Too Beautiful For You, Trop belle pour toi, is a terribly very French film with Gérard Depardieu. Depardieu’s character, Bernard Barthélémy, is wealthy, has a gorgeous young wife, kids and a palatial home. Even so, he cannot resist his temp, a frumpy middle-aged women, played by Josiane Balasko as Colette Chevassu, with whom he quickly and irrevocably falls in love.
It is so French to have a man with “all the gifts of heaven” fall for another, especially since she possesses nothing that is valued in a woman, either in France, Hollywood, or even in general, in popular culture all around the modern world: she is not beautiful, she is not thin, she is not poised, she is not young, and she is not wealthy.

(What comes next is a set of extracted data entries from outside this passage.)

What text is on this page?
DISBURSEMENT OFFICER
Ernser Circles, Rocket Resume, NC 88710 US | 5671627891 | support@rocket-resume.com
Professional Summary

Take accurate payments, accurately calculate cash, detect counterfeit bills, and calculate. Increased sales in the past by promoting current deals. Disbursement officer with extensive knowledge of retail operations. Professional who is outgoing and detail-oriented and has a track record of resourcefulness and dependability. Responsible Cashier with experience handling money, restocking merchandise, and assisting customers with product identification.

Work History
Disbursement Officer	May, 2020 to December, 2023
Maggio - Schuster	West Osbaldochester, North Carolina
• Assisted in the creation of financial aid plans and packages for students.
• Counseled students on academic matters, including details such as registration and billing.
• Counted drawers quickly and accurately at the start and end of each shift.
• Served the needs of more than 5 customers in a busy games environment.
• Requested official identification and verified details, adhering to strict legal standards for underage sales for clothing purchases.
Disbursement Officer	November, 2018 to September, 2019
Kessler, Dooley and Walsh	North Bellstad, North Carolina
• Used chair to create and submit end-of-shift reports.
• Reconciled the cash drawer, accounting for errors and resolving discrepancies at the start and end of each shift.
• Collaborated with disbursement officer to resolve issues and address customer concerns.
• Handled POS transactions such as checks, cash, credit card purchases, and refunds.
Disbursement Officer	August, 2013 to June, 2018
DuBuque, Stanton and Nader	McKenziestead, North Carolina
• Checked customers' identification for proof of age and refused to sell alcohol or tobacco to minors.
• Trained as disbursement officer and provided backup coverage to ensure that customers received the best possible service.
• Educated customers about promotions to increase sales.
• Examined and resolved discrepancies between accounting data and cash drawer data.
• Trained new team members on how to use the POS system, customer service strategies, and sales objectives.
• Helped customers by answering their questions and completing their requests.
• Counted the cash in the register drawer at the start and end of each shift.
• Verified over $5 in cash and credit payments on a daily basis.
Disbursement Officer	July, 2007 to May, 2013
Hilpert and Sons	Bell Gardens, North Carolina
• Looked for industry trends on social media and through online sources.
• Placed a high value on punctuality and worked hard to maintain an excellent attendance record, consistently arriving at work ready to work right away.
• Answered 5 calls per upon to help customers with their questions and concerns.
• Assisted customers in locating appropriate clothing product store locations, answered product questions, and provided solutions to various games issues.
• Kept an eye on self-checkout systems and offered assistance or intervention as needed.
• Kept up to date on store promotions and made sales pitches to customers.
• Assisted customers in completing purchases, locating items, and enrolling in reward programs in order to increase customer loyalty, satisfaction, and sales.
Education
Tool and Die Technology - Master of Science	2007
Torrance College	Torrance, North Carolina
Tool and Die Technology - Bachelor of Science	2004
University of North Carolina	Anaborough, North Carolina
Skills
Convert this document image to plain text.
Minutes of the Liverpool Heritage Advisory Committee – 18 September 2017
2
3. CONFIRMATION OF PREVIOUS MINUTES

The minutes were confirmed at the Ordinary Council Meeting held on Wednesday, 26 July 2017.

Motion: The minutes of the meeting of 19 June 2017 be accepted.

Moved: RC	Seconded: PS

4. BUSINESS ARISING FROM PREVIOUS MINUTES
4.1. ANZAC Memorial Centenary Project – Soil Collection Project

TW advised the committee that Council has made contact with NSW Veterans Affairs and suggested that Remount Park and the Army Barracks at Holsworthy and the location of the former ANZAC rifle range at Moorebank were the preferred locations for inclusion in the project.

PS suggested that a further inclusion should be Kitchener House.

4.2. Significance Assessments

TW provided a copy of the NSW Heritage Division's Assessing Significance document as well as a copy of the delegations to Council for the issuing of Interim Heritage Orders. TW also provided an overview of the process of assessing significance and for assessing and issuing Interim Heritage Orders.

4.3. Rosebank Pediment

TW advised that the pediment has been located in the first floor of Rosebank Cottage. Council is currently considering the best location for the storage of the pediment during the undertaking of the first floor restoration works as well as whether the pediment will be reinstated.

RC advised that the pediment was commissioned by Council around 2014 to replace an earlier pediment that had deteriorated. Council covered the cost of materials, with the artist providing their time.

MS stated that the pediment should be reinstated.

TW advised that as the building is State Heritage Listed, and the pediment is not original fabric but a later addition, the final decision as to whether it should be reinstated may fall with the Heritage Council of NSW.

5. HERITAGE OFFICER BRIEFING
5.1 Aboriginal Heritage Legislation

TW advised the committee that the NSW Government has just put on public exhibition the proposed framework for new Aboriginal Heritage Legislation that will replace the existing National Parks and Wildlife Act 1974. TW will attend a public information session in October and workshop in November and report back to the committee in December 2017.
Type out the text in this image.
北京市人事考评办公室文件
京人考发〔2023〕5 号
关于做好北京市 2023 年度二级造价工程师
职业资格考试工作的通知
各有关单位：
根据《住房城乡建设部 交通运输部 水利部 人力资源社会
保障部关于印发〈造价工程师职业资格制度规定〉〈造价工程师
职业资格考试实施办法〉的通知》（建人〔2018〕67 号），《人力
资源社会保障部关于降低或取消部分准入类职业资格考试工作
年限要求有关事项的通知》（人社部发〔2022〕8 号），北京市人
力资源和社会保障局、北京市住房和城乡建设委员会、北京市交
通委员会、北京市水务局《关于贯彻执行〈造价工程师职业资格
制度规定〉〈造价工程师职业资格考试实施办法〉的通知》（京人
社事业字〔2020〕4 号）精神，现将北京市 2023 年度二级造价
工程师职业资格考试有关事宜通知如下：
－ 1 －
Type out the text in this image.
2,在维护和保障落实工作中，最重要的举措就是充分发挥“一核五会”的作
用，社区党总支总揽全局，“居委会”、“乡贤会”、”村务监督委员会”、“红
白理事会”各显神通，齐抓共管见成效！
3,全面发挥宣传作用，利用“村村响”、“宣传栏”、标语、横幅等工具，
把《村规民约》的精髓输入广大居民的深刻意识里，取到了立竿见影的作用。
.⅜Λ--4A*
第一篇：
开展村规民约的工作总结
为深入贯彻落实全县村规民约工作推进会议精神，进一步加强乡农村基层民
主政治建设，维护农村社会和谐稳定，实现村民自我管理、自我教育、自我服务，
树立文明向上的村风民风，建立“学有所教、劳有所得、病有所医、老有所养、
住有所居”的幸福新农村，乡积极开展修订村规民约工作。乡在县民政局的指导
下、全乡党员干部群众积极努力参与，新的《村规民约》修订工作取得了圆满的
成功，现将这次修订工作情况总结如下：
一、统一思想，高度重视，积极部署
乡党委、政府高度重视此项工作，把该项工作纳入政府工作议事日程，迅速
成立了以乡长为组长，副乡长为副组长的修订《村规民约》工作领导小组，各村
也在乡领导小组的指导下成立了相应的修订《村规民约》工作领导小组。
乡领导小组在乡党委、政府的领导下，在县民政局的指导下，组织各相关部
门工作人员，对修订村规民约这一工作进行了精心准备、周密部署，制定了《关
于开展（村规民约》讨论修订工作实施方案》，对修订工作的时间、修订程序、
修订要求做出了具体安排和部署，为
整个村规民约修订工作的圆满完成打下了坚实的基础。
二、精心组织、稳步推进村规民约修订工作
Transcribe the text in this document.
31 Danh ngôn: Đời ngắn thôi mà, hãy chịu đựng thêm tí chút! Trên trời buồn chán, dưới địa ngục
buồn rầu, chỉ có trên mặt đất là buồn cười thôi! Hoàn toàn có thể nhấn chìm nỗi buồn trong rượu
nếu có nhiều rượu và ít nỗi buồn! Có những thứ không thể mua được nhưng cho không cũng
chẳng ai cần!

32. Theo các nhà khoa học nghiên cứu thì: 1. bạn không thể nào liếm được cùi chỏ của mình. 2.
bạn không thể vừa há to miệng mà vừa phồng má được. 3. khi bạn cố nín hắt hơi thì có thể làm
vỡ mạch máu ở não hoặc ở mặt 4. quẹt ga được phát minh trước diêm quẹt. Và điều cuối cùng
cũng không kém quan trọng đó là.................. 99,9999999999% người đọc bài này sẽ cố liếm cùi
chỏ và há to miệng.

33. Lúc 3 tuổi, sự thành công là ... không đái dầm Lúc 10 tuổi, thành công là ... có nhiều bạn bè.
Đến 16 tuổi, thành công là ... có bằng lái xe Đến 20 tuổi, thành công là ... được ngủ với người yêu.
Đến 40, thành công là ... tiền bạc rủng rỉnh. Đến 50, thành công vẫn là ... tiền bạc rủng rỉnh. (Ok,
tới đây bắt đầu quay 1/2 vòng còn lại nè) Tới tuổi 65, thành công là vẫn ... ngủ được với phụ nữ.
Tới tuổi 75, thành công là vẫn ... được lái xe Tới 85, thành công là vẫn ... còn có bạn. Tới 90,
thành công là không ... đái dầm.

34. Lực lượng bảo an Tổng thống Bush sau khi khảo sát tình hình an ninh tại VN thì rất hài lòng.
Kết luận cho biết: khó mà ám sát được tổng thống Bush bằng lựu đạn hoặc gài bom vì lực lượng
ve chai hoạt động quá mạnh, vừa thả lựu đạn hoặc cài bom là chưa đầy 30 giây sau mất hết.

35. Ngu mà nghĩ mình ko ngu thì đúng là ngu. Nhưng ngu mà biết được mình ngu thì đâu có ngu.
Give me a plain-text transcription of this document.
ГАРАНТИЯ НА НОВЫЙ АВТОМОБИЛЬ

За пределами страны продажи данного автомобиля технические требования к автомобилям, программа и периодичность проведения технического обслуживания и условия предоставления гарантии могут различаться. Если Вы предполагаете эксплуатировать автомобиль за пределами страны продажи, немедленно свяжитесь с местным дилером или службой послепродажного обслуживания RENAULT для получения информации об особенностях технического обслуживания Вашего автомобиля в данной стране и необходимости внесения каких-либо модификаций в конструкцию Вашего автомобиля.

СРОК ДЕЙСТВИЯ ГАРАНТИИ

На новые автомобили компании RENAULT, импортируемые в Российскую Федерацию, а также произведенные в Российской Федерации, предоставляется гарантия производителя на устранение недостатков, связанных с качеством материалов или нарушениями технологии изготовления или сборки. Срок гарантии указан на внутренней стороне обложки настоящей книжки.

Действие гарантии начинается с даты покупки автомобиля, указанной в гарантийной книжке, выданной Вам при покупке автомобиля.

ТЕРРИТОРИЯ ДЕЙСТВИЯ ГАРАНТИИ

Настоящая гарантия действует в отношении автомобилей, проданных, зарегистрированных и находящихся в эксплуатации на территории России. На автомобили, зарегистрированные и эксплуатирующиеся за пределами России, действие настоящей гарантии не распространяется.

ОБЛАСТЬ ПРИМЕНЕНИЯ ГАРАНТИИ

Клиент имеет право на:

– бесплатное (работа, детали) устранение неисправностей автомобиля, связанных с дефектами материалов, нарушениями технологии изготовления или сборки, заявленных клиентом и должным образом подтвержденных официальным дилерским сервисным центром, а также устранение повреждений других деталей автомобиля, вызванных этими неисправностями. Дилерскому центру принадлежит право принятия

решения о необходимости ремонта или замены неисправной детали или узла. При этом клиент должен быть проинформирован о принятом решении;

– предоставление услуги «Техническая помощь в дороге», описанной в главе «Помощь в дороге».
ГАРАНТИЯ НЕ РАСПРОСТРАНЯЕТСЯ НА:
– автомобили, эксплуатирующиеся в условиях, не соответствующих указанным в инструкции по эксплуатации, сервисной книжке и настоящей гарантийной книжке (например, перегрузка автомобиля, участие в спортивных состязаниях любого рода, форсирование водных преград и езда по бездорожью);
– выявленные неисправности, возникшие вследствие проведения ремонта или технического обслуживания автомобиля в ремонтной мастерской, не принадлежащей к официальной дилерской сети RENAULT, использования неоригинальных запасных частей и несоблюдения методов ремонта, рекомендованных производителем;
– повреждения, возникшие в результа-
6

The the beautiful Florence Barthélémy, Bernard’s wife, storms into the hotel room wherein he finds Collette, the lover, and shouts, “you are a woman of no apparent charm” — where charm is strictly defined as being without those above-mentioned things.
What she doesn’t know is that in pursuing beauty, she has abandoned what Bernard really needed, which is connection, touch, attention, and adoration from a woman who is happy to be a wonderful lover and a lover of men — someone who is gentle, poetic and kind.
One surely cannot buy that at the Salon or at the Plastic Surgeon. The only thing is that, being French, all they ever do is allow the camera to mock her and all they do in the script is incessantly refer to her, Collette, as being plain, dull, and without charm.